Par Julian Borger (revue de presse : ICH – 14/1/19)*
Une des premières choses qu’a déclaré Mike Pompeo au Caire lors de sa présentation de la politique étrangère des Etats-Unis au Moyen-Orient, c’est qu’il venait dans la région en « tant que chrétien évangéliste ».
Dans son discours à l’Université américaine du Caire, Pompeo a ajouté « Je garde toujours ouvert sur mon bureau, au ministère, une Bible afin de me rappeler Dieu, sa parole et sa vérité. »
Le premier message du secrétaire d’État au Caire était clair, les États-Unis sont de nouveau prêts à apporter leur soutien aux régimes conservateurs du Moyen-Orient, même les plus répressifs, du moment qu’ils font cause commune dans leur lutte contre l’Iran.
Son deuxième message était d’ordre religieux. Lors de son déplacement en Egypte, il se présenta à la fois comme prêcheur et diplomate. Il a parlé de « la bonté innée de l’Amérique » et s’est émerveillé devant une cathédrale récemment construite « comme étant un splendide témoignage au Seigneur ».
La volonté d’effacer l’héritage de Barack Obama, le soutien instinctif de Donald Trump pour les despotes ainsi que les intérêts privés de la Trump Organisation sont considérés comme autant d’éléments moteurs qui expliquent et façonnent la politique internationale de cette administration.
Dans tout cela, l’emprise de l’évangélisme blanc est passée inaperçue, bien qu’elle puisse avoir de sérieuses répercussions politiques. Le vice- président Mike Pence et Pompeo ont tous deux cité la théologie évangélique comme une source d’inspiration très puissante.

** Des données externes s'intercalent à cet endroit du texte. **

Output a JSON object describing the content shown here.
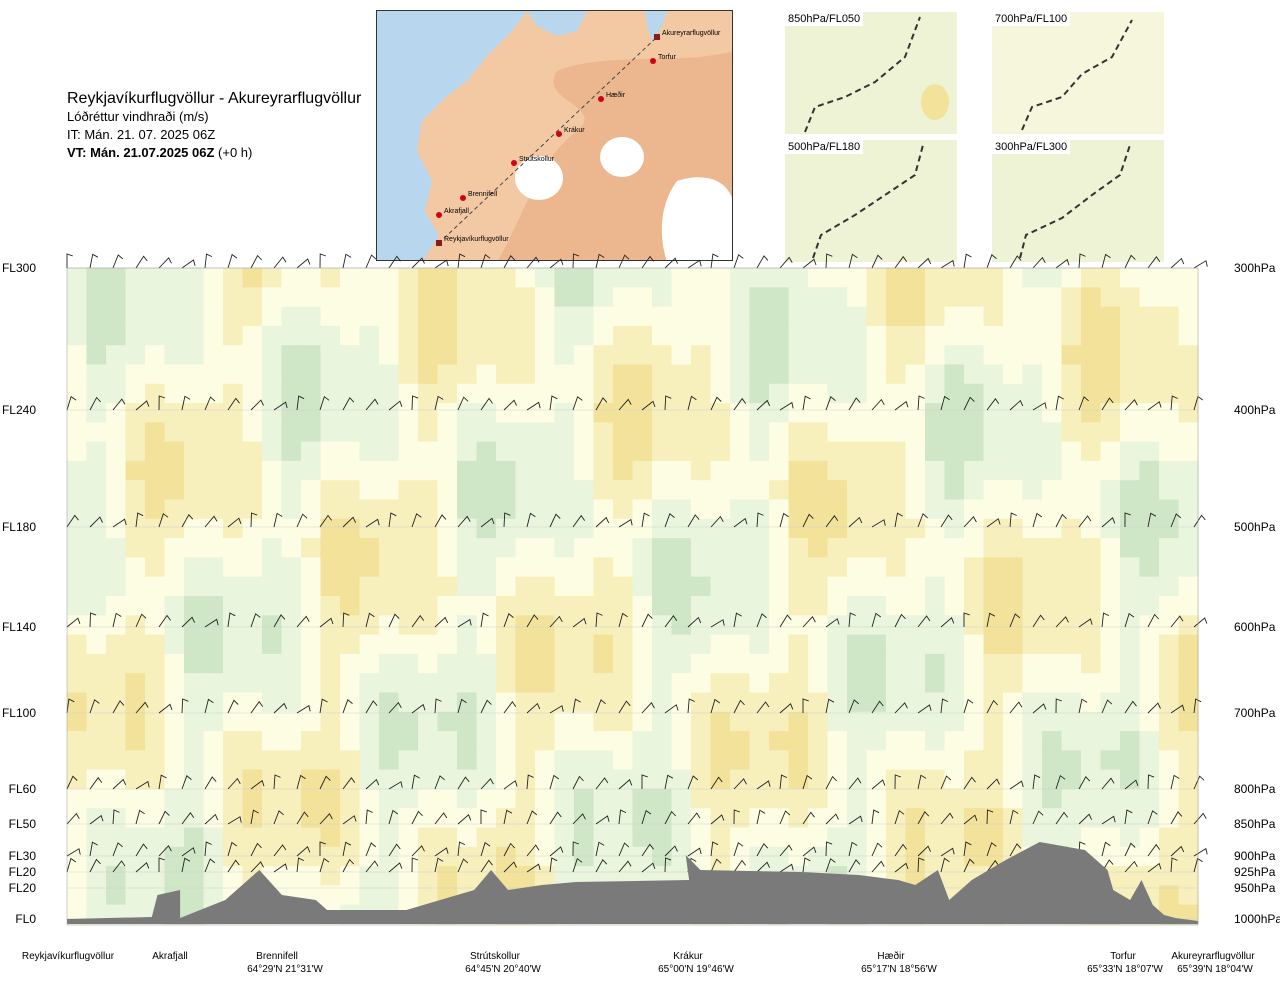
{
  "header": {
    "route_title": "Reykjavíkurflugvöllur - Akureyrarflugvöllur",
    "parameter": "Lóðréttur vindhraði (m/s)",
    "issue_time": "IT: Mán. 21. 07. 2025 06Z",
    "valid_prefix": "VT: Mán. 21.07.2025 06Z",
    "valid_suffix": "(+0 h)"
  },
  "route_map": {
    "places": [
      {
        "name": "Akureyrarflugvöllur",
        "type": "airport"
      },
      {
        "name": "Torfur",
        "type": "waypoint"
      },
      {
        "name": "Hæðir",
        "type": "waypoint"
      },
      {
        "name": "Krákur",
        "type": "waypoint"
      },
      {
        "name": "Strútskollur",
        "type": "waypoint"
      },
      {
        "name": "Brennifell",
        "type": "waypoint"
      },
      {
        "name": "Akrafjall",
        "type": "waypoint"
      },
      {
        "name": "Reykjavíkurflugvöllur",
        "type": "airport"
      }
    ],
    "colors": {
      "sea": "#b8d7ee",
      "land": "#f3c9a4",
      "highland": "#e6a77c",
      "glacier": "#ffffff"
    }
  },
  "level_maps": [
    {
      "label": "850hPa/FL050"
    },
    {
      "label": "700hPa/FL100"
    },
    {
      "label": "500hPa/FL180"
    },
    {
      "label": "300hPa/FL300"
    }
  ],
  "chart_data": {
    "type": "heatmap",
    "title": "Lóðréttur vindhraði (m/s)",
    "y_levels": [
      {
        "fl": "FL300",
        "hpa": "300hPa",
        "value_ft": 30000
      },
      {
        "fl": "FL240",
        "hpa": "400hPa",
        "value_ft": 24000
      },
      {
        "fl": "FL180",
        "hpa": "500hPa",
        "value_ft": 18000
      },
      {
        "fl": "FL140",
        "hpa": "600hPa",
        "value_ft": 14000
      },
      {
        "fl": "FL100",
        "hpa": "700hPa",
        "value_ft": 10000
      },
      {
        "fl": "FL60",
        "hpa": "800hPa",
        "value_ft": 6000
      },
      {
        "fl": "FL50",
        "hpa": "850hPa",
        "value_ft": 5000
      },
      {
        "fl": "FL30",
        "hpa": "900hPa",
        "value_ft": 3000
      },
      {
        "fl": "FL20",
        "hpa": "925hPa",
        "value_ft": 2000
      },
      {
        "fl": "FL20",
        "hpa": "950hPa",
        "value_ft": 2000
      },
      {
        "fl": "FL0",
        "hpa": "1000hPa",
        "value_ft": 0
      }
    ],
    "waypoints": [
      {
        "name": "Reykjavíkurflugvöllur",
        "coord": "",
        "frac": 0.0
      },
      {
        "name": "Akrafjall",
        "coord": "",
        "frac": 0.09
      },
      {
        "name": "Brennifell",
        "coord": "64°29'N 21°31'W",
        "frac": 0.19
      },
      {
        "name": "Strútskollur",
        "coord": "64°45'N 20°40'W",
        "frac": 0.375
      },
      {
        "name": "Krákur",
        "coord": "65°00'N 19°46'W",
        "frac": 0.55
      },
      {
        "name": "Hæðir",
        "coord": "65°17'N 18°56'W",
        "frac": 0.735
      },
      {
        "name": "Torfur",
        "coord": "65°33'N 18°07'W",
        "frac": 0.96
      },
      {
        "name": "Akureyrarflugvöllur",
        "coord": "65°39'N 18°04'W",
        "frac": 1.0
      }
    ],
    "colors": {
      "strong_down": "#f2e29a",
      "weak_down": "#f7f0bd",
      "neutral": "#fdfde3",
      "weak_up": "#e9f5dc",
      "strong_up": "#cfe7c6",
      "terrain": "#7a7a7a"
    },
    "grid": true
  }
}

Il y a trois ans, donc bien avant le Caire, Pompeo avait déjà appelé la congrégation de l’église de Kansas à rejoindre la lutte du bien contre le mal. Alors simple membre du Congrès, il avait déclaré lors d’un sommet ecclésiastique à Wichita : « Nous continuerons à mener ces batailles. C’est une lutte sans fin…. jusqu’au Ravissement. Faites partie de ce combat. Participez à la lutte ».

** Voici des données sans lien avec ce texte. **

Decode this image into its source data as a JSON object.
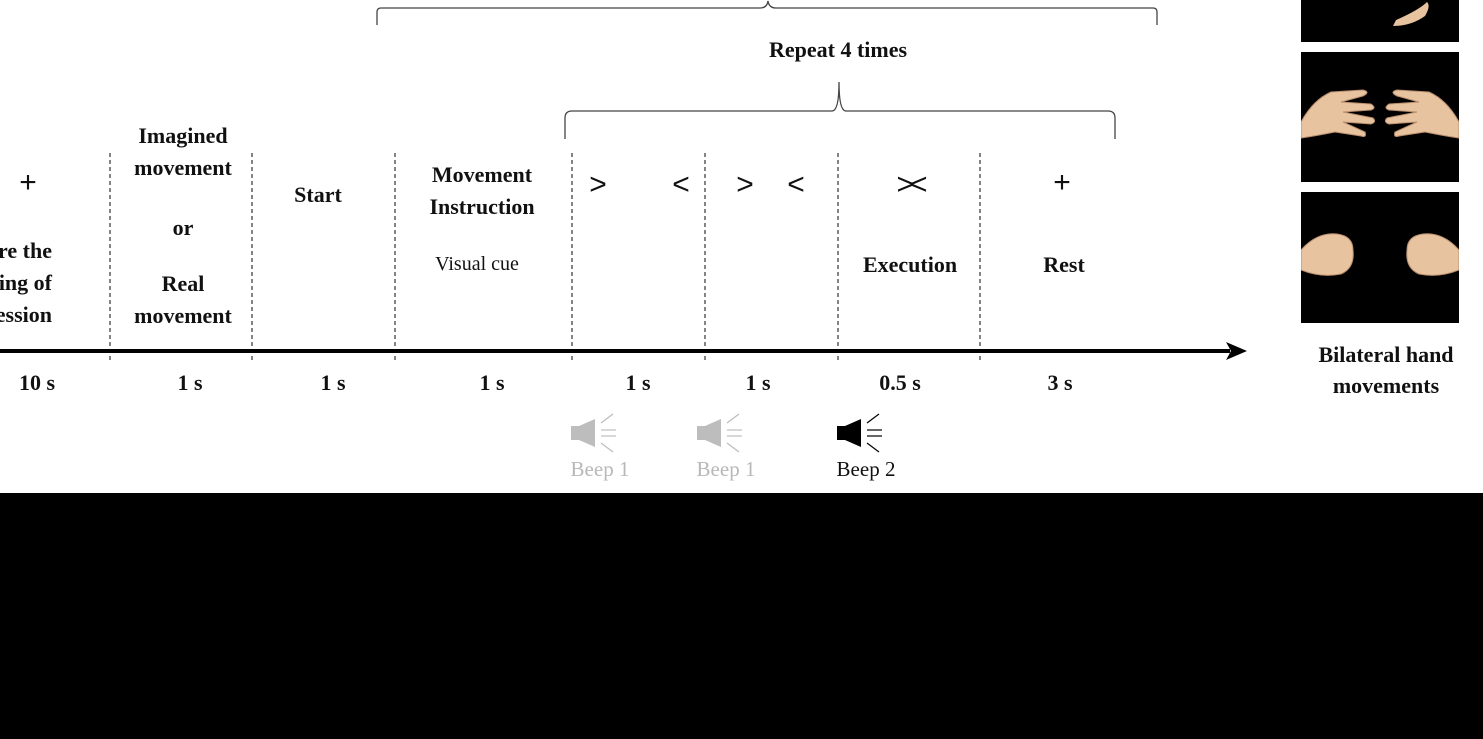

Pour le public de Pompeo, le ravissement fait référence à une vision chrétienne apocalyptique du futur, une seconde bataille entre le bien et le mal, et annonce la seconde venue du Christ, lorsque les croyants monteront au ciel et les autres périront en enfer.

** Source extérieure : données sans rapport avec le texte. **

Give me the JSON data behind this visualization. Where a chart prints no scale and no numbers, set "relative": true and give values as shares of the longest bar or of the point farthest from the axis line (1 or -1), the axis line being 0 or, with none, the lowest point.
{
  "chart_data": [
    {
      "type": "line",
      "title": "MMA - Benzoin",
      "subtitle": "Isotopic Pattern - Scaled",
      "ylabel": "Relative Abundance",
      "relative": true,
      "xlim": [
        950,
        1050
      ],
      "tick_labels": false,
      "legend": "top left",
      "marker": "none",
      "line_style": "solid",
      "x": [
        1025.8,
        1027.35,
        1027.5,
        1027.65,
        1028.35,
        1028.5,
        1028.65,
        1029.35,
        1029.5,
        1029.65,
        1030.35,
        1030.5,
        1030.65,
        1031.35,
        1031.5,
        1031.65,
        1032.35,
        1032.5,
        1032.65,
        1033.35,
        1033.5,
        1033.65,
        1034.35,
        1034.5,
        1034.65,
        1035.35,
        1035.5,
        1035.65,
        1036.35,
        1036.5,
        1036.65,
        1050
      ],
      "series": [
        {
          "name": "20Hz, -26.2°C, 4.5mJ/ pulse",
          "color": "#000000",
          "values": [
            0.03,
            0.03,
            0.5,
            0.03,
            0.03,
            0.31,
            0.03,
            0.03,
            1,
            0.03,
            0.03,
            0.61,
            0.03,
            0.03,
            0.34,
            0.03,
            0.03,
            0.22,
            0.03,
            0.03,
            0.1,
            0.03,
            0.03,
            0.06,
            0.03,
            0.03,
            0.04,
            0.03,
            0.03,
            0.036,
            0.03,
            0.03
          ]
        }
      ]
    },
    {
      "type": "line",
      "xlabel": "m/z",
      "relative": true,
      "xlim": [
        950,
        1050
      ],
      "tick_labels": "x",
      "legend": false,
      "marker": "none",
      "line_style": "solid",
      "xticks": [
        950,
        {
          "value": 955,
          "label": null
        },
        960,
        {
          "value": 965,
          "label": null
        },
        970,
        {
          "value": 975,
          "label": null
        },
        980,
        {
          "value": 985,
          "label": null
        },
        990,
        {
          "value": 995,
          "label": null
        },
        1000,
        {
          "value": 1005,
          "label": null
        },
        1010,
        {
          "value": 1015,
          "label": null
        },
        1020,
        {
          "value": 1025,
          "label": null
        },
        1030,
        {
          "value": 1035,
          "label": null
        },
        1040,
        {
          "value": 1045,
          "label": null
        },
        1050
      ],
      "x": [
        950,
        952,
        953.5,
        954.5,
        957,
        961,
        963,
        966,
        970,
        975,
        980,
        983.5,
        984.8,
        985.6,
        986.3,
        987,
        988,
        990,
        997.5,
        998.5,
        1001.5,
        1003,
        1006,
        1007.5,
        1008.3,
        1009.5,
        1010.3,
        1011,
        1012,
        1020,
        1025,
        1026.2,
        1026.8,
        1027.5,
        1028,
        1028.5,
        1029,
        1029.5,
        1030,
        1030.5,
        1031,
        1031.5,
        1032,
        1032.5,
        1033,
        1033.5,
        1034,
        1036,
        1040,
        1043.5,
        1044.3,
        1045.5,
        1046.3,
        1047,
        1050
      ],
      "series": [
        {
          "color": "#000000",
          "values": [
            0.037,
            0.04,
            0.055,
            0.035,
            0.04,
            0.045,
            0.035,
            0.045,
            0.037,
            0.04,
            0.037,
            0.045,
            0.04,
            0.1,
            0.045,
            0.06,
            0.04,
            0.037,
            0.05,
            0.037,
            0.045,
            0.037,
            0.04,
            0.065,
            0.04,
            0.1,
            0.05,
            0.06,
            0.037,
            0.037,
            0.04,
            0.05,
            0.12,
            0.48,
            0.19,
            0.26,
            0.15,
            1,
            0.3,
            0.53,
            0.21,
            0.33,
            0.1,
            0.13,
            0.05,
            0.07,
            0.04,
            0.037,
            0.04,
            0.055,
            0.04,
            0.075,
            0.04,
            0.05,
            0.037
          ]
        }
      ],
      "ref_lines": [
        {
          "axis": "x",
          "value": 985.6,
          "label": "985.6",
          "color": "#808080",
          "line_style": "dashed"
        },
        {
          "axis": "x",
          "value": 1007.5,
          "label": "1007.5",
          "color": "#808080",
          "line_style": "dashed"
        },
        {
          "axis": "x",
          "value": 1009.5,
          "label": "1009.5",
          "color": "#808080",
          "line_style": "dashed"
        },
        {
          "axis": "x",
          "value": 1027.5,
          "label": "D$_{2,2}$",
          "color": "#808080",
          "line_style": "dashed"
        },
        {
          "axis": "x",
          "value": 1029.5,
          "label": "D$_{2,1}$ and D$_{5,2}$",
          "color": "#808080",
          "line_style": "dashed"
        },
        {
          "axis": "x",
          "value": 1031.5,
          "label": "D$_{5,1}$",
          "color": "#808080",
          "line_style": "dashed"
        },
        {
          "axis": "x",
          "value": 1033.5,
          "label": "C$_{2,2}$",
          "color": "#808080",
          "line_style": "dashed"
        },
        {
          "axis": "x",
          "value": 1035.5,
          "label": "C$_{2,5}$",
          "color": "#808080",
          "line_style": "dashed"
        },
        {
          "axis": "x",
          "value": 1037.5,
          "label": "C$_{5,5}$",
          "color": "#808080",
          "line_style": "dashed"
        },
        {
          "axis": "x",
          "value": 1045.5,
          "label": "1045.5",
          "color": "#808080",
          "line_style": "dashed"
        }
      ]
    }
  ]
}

Pour de nombreux chrétiens évangélistes américains, un des prérequis pour ce moment est le rassemblement de tous les juifs du monde dans un grand Israël qui se situerait entre la Méditerranée et le Jourdain. C’est une croyance connue sous le nom de prémillénarisme dispensationalisme ou sionisme chrétien, qui a un impact tangible sur la politique étrangère des États-Unis.
Elle change totalement la grille de lecture du conflit israélo-palestinien et indirectement, les attitudes envers l’Iran ainsi que la géopolitique des États-Unis au Moyen-Orient en général en plaçant la protection des minorités chrétiennes comme son objectif central. Lors de sa visite au Caire, Pompeo a multiplié les louanges à Abdel Fattah al-Sissi pour la construction de la nouvelle cathédrale, alors qu’il n’a fait aucune référence aux 60 000 prisonniers politiques que le régime détient, ni à son utilisation de la torture.
Pompeo est un évangéliste presbytérien qui déclare avoir été « présenté à Jésus » par les autres cadets de la West Point Military Academy dans les années 80.
« Il est le mieux à même de comprendre comment sa foi interagit avec ses croyances politiques et son devoir de secrétaire d’Etat » a déclaré dans un e-mail Stan van den Berg, le pasteur de son église à Wichita. « Il va sans dire que c’est un homme de foi, qu’il est intègre, fait preuve de compassion, est humble et sage ».
Dans la mesure où Donald Trump se raccroche à eux pour assurer sa survie politique, il y a de grandes chances que l’influence de Pence, Pompeo et des évangélistes blancs ultra-conservateurs qui les soutiennent grandisse.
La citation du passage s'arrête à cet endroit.